The Bushies want this question — “did torture stave off terror attacks and save lives?” — hovering in the air. There’s plenty of evidence that torture hasn’t worked at all and has done more harm than good. Even some former Bush administration officials have conceded it hasn’t done anything to stop terror attacks.
But it’s easy for the Cheney camp to muddy the waters and turn this into a matter of debate by citing unspecified classified info that supposedly supports the claim that it has saved lives — info that we’ll never see.

So no, the former VP isn't precisely lying. He's just making misleading statements that are difficult to disprove. This was a tactic used constantly during the Bush years, the continual referencing to information that very few people had access to. "Yeah, yeah. The info's solid. Just trust us!" Of course, all of the secret information turned out to be just so much nonsense. Do groups on the political left have that option? No, such groups don't have the option of keeping crucial information on national security threats inaccessible to the government of the United States. If they have important information and don't share it with the government, they're then criminally liable if an attack occurs. "Radical" groups don't have the same option to get away with being able to mislead the public as groups in charge of the government do. It's also useful to keep in mind the fact that the government has become much more close-lipped with information since Alinsky's book was written and that the internet has made it much easier to double-check partisan claims.

Is there anything to the idea that if "radicals" take over the US, that the US will experience a repeat of Cambodia 1975, with the cities emptied and intellectuals forced to work on farms in order to punish them for being snobs? I don't think people on the left are naturally or inherently superior to those on the right, but something very crucial happened between the time Alinsky wrote his book and today.

The Soviet Union collapsed.

One of Karl Marx's ideas was that states could transform. That a state could start out as capitalist, become socialist and proceed to being communist. Not only did capitalism prove to be far more durable than Marx thought, but the Soviet Union started out being a centralized, militaristic and tyrannical system. What was it when it collapsed? It hadn't changed a bit. It was still a centralized, militaristic and tyrannical system.

What lefties, liberals and progressives concluded from that was that political systems, as they grow from being small political groups to running whole states, don't change. They change scale, but they don't change their essence. If we want to end up with a system that's egalitarian, that takes advice from all quarters, that respects the contributions of everyone and allows even opponents to make the occasional contribution, then we have to begin that way. It has to be built that way from the ground up.

Obama "talks about how he will change the universe for the better, but what he really means is that he will stifle debate, defame excellance (sic) and reward mediocrity." Of course all of that is merely guesswork, a presumption that our president will ever be so powerful that he can simply disregard the desire of the people that form his political base. Sorry, but after working with progressives for several years, I just don't see us as "stifling debate." The right-wing pundit and occasional Bill O'Reilly guest Michelle Malkin used to work as a reporter under the editorship of the highly respected progressive writer David Neiwert and refers to him as a "free speech absolutist."

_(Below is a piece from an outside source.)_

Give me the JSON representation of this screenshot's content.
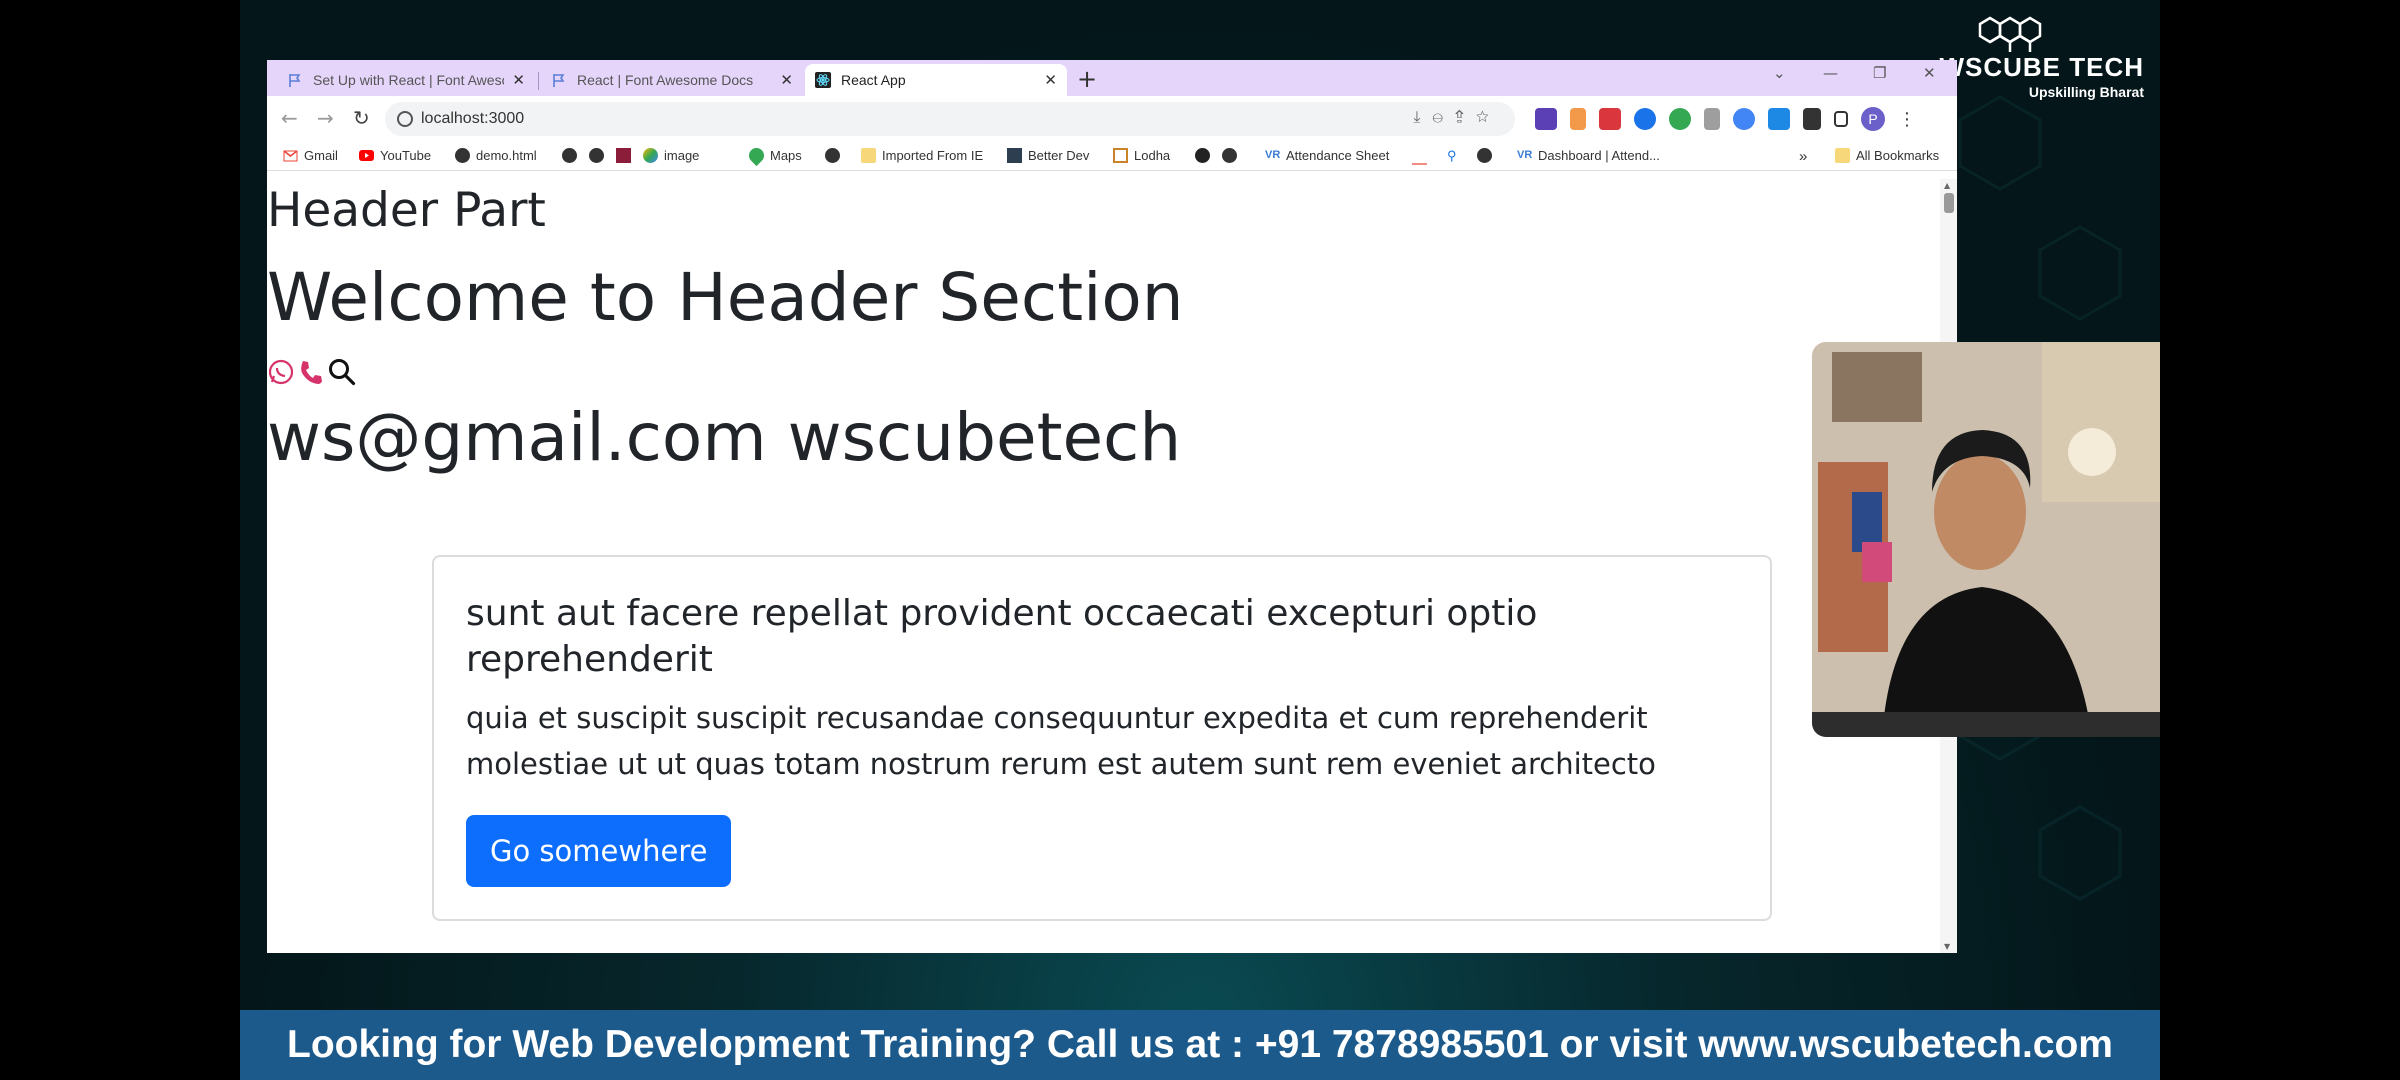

Yes, the website Daily Kos (DKos' "Vision for America") deletes the comments of people they call "trolls." These are comments that are simply disruptive. Comments that a moderator disagrees with politically can only be combated by making a disagreeing comment after it. We as moderators for PhillyIMC and the IMC community in general observe much the same set of rules. So no, the left community in America does not quite come up to Neiwert's standard, but I don't think we fall much short of it and I don't think there's much risk of our copying the Khmer Rouge upon taking control of America.